Meet John and Tien
John is a single dad living in Brisbane with his 6-year-old son, Tien. Their journey to becoming a family wasn’t straightforward, but through fostering, love and perseverance, John found his path to parenthood and Tien found his family.
Can you tell us a bit about yourself and your family?
I am a single dad living with my beautiful 6-year-old son, Tien, in an apartment in South Brisbane.
When did you first know you wanted to be a dad?
I only began seeing the idea of being a dad as possible for me in my 30s. I explored surrogacy in a previous relationship but then went it alone unsuccessfully in 2016 when the embryo transfer did not take. I then put the whole idea of fatherhood to bed until I met my ex, who was interested in fostering.
What path did you take to become a parent?
In late 2020 my ex and I became foster carers for Tien, who was just 19 months old at the time. It was love at first sight meeting him in his emergency/short-term placement foster carer’s home. He took my hand and showed me his toys. Over the next few years we proceeded with the difficult task of applying to the courts to become his legal guardians.
Can you share a little more about how your child was conceived and how everything unfolded?
My sisters have always been an amazing support. They were there through all the trials and tribulations of court dates and setbacks. In 2024 my ex and I broke up and I have been Tien’s primary carer, and again my sisters were wonderful during that difficult period. My ex is still actively involved in Tien’s life every second week and Tien loves their time together.
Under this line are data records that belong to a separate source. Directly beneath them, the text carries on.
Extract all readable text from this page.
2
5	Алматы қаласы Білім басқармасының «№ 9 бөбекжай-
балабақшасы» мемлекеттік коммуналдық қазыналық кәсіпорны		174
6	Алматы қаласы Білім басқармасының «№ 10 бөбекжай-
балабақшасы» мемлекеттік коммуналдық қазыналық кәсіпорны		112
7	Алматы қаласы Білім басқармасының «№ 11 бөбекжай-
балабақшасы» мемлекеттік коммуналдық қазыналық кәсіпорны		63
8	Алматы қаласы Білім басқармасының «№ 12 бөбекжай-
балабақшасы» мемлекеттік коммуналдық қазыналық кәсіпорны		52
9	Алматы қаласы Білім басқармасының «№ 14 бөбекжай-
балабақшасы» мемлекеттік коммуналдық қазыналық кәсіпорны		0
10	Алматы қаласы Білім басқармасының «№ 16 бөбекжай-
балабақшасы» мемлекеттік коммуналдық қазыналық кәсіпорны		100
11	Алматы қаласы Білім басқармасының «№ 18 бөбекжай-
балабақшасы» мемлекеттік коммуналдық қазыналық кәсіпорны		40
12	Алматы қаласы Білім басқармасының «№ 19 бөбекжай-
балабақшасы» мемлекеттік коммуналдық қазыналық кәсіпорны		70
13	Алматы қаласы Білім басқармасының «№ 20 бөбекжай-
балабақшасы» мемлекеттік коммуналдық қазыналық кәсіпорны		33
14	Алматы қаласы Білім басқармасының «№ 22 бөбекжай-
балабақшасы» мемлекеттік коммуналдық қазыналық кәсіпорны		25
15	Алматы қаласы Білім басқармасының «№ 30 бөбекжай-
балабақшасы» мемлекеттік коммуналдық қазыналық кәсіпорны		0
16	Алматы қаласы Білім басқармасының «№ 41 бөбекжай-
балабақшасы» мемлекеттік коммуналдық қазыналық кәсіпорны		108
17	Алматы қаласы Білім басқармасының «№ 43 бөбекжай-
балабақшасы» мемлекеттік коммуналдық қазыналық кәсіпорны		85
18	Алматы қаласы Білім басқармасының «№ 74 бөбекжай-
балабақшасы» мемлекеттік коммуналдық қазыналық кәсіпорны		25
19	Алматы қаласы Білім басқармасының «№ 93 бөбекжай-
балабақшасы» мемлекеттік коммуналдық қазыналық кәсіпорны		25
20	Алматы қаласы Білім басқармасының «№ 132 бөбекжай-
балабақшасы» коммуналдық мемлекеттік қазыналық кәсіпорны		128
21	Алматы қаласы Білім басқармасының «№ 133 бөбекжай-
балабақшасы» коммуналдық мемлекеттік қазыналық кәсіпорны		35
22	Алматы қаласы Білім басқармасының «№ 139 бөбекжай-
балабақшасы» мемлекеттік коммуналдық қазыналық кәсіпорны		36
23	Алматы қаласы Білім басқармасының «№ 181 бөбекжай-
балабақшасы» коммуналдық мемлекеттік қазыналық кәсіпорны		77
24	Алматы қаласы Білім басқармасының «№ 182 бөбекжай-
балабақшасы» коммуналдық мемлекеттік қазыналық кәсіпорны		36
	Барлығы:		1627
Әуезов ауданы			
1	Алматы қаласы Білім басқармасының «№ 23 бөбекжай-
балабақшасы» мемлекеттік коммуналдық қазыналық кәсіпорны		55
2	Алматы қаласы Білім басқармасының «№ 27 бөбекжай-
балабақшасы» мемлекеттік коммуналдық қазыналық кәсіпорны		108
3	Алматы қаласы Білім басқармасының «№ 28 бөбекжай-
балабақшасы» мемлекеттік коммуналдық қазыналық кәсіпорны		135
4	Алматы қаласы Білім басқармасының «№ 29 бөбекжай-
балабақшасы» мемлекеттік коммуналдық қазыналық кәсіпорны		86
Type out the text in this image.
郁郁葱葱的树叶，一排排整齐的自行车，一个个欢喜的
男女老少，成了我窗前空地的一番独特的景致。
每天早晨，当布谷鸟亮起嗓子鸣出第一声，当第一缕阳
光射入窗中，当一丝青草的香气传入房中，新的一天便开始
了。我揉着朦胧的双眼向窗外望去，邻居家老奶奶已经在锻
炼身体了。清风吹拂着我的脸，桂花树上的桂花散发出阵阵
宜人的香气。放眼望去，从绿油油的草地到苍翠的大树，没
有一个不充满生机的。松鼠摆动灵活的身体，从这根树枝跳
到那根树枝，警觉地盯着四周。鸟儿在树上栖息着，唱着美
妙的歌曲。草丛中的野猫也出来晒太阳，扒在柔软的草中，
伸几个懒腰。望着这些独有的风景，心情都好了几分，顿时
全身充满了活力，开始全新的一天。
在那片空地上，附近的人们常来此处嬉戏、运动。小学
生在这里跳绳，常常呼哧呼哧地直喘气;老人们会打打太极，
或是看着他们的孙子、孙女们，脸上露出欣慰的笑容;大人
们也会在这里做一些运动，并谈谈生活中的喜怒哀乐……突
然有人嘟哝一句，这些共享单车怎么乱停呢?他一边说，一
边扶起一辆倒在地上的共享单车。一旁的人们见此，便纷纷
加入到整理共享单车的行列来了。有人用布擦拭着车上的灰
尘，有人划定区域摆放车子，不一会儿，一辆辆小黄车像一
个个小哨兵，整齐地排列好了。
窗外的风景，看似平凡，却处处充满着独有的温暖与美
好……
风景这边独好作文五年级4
Were there any challenges or hurdles you faced on your journey to becoming a parent?
During the surrogacy days it was unfair legislation and costs that were such a stumbling block, as governments made surrogacy illegal. This was heartbreaking as for a lot of LGBTQ+ people this was really the only option.
Later fostering had its challenges too, with monthly home visits while working full time and caring for a baby. Then there was the constant fear of our son being returned to kin. In my eyes Tien and I are connected as strongly as any blood relations. We were meant to be a family and he is my son. It was an amazing feeling for the courts to recognise that in 2023 when we became his legal parents.
How did your friends, family, or the LGBTQ+ community support you during that time?
Friends and family have been amazing since day one of having Tien. They have embraced him as their grandson, nephew, cousin or godson from the beginning. We are so grateful for all our family and friends who give our son unconditional love.
Do you remember the moment you first met your son? What stands out from that day?
I remember him standing on the doorstep with a curly ponytail and a dummy in his mouth. He looked at me with curiosity and then wanted to show me things in his room. We heard the dog next door bark and he took his dummy out and said “Henry.”

Have you had any experiences—positive or challenging—as a gay single dad at school, childcare or in public?
We have been pretty lucky really and have not faced much discrimination. I have felt incredible empathy for women, particularly single working mums, as I have seen how male employers often have very little regard for the complexities of working full time and having a small child.
I have struggled when my child has been sick and needed collecting from childcare, or when my work expected me to stay late when childcare was closed. I assume these male employers have always had a wife or partner at home caring for their children, so working late or running out of sick leave may not have been an issue for them.
Is there anything you'd like to see changed around the way LGBTQ+ families have to navigate creating their families?
Oh yes, plenty. I wish Australia would stop seeing international adoption in a negative light. There are so many gay men who struggle to have babies and may not have a female in their lives willing to be a surrogate. This really only leaves international surrogacy, which often costs hundreds of thousands. Adoption is rarely an option, as yearly adoption figures in Australia are often single digits in many states, with most being kin adoptions.
I find it cruel that international adoption is not supported by government here, and also that surrogacy is made so tricky for those who don’t have a volunteer surrogate.
Do you find being a single parent tricky at times?
Yes, absolutely. I have my son over 70% of the time and try to do a great job while also working full time. It is so rewarding but also challenging.
I try to have no screen time during the week, which my son does not like and challenges me on daily. Instead I try reading, puzzles, exercise or colouring, but of course he would choose TV if given the choice. It takes a lot of persistence to stay strong and consistent.
My son has some learning needs at the moment so he needs daily practice with fine and gross motor skills. He is also a reluctant reader so I need to make daily reading fun—or when that fails, try bribery. There’s a lot of expectation on parents.
My son is stubborn too, but he is also absolutely beautiful, charming and funny, so it is all worth it. He is my favourite human and a joy to be around.
Looking back, is there anything you’d change or tweak along the way?
No, not really. All the mistakes help you learn a better path.
What advice would you give someone considering a similar pathway to parenthood?
Absolutely consider long-term fostering as a path to parenthood. There are thousands of kids needing a home in Australia.
Do you have any tips for intended parents before they begin or even while they parent?
Link up with gay parent support groups online. There are many great people on forums who will open their hearts and support our community members.